Simple models that provide actionable insights are more valuable than complex ones with inherent inaccuracies. Particularly in climate science, scientists need to avoid relying on other people’s models to simulate the future. To solve the problem, we must invest in better data and be willing to experiment.

I’ve become increasingly conflicted as I’ve continued to write and think. On the one hand, the premise of this series, that Earth can be healed with technology, has become more tangible—I believe that solutions are both possible and urgent. On the other hand, the capability of our current political, economic, and scientific structures to implement practical technological solutions has become less apparent. By continuing to “sound the alarm”, scientists are avoiding the hard part: Putting out the fire.

Let’s revisit the late statistician George Box, famous for the aphorism, “All models are wrong, but some are useful.” He explained1 his perspective as follows:

Since all models are wrong the scientist cannot obtain a “correct” one by excessive elaboration. On the contrary following William of Occam he should seek an economical description of natural phenomena. Just as the ability to devise simple but evocative models is the signature of the great scientist so overelaboration and overparameterization is often the mark of mediocrity. [Emphasis mine.]

By Box’s measure, current climate models are marked for mediocrity when that’s the last thing we need. Their utility is in simplification, not in increased accuracy. Further, as we plunge headlong into a world of “artificial” intelligence, our growing reliance on computer models as “truth” is increasingly risky. We must design experiments to test these models with hard, primary data and then rigorously perform them. The danger of computer models is that while we know that they are inaccurate in one way or another, we don’t know where they’re wrong—the most demanding and thankless task in technology is debugging the code and the assumptions of other people’s models.

This installment was prompted by an article buried in the New York Times titled “A Surprising Climate Find,” written by Raymond Zhong. He’s got a better background than most, with a degree in Economics & Applied Math from Princeton. From the article, he doesn’t appear to subscribe to the bothsidesism storytelling recipe of his colleagues, so there’s an educational opportunity.

So, what’s so surprising?

We know that the Earth’s average temperature is rising, inevitably leading to melting ice and rising sea levels. This fact has pushed the governments of low-lying island nations such as the Maldives to prioritize climate policy. After all, a higher sea level will submerge their country, right?

Mr. Zhong covered a group of dedicated researchers testing this hypothesis with data. If you’d like to see this article in action with all the technological bells and whistles, it’s here.

By comparing mid-20th century aerial photos with recent satellite images, they’ve been able to see how the islands have evolved over time. What they found is startling: Even though sea levels have risen, many islands haven’t shrunk. Most, in fact, have been stable. Some have even grown.

It turns out that a slowly rising sea level affects the natural forces that created the islands in the first place, allowing them (in some instances) to rise along with the water level! The sad thing is, this isn’t a recent discovery. These researchers have been working for nearly a decade to study how land area changes with sea level.

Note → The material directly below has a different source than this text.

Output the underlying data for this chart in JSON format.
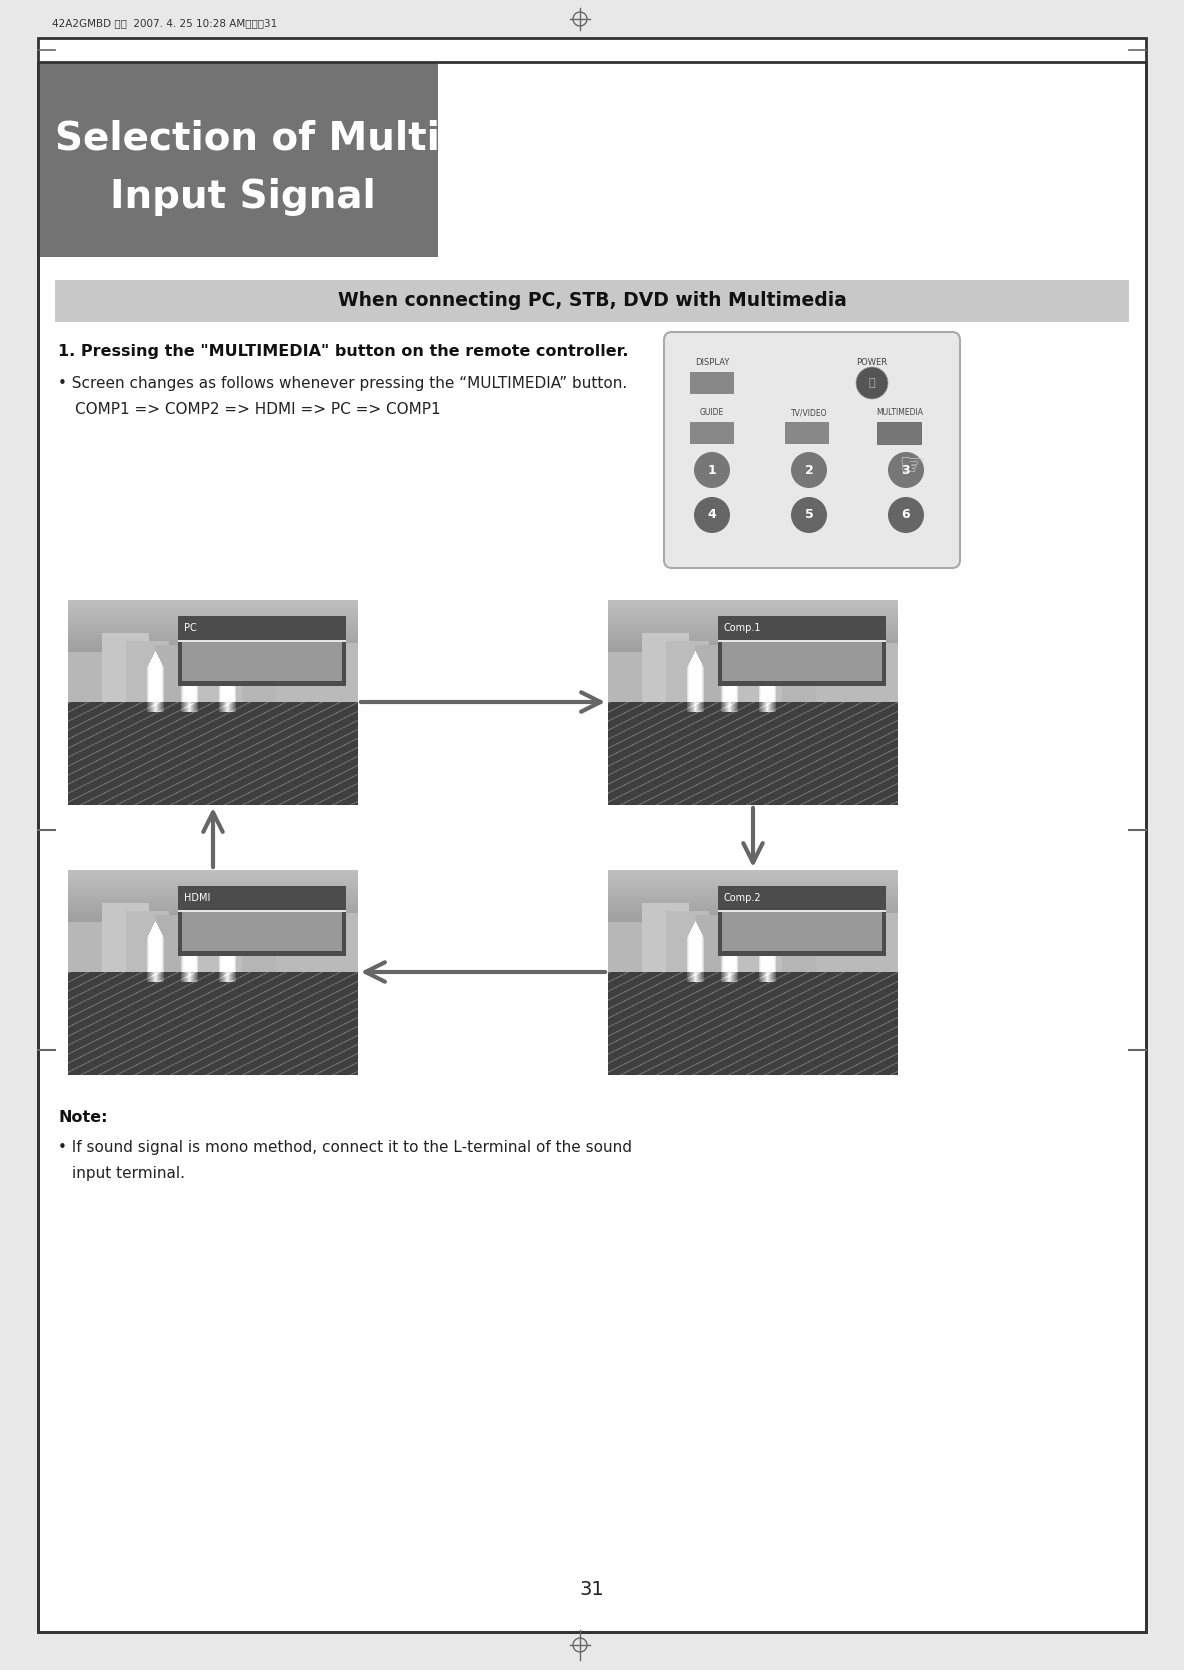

How is this related to the peril of climate models? Well, the photo above says it all. What you see is a patch of green (where photosynthesis is sucking carbon dioxide out of the air) surrounded by a shallow ocean. The island’s land area varies with time; some land has been stripped of vegetation, and some of the sea is shallow enough to grow kelp. How is this modeled? The sizes of all of the islands in the Maldives are smaller than one pixel of the best climate models, so they are modeled as if they were part of the Indian Ocean!

While it’s not surprising that the climate models are wrong, the question is, are they useful? Certainly not for the Maldives, since models only predict that the sea level will rise gradually as more arctic ice adds volume to the ocean. They do not predict how the islands will respond to that change. While the efforts of data-centered researchers may influence future models, will that make them more valuable? On the other hand, should we throw up our hands and walk away because we aren’t 100% sure of the future? Here’s what George Box (the statistical modeler) suggested in 1976:

By emphasizing computer models, scientists tend to focus on only the highlighted boxes. Maybe they’ll refine the model to minimize the “error signal” ”2. But, while statistical errors are generally reported, they are widely ignored when proposing conclusions. More troubling is that the inductively generated hypotheses from such complex models tend to be difficult to validate experimentally because they can only rely on historical data of variable quality.

Scientists studying the Maldives have shown that even the most straightforward conclusions of climate change models (e.g., that sea level rise will submerge coastal areas) require more data than the models use.

I have argued, sometimes strenuously, that the “land use change” component of climate prediction models is at odds with the data and that human modelers’ ideological biases have contributed to these essential errors. Without conducting straightforward experiments (such as the one I proposed3) while relying on complex, over-parameterized models (and the mediocre science they encourage), humanity is in danger of making catastrophic decisions that will make solving the problem even more difficult.

The fundamental goal of these installments is to describe ways that technology can help to return the planet to its pre-industrial stability (i.e., “heal”). But that will be impossible if we’re unwilling to take even the most straightforward step (such as exploring whether we can create clouds over the ocean) because of the fear of the unknown.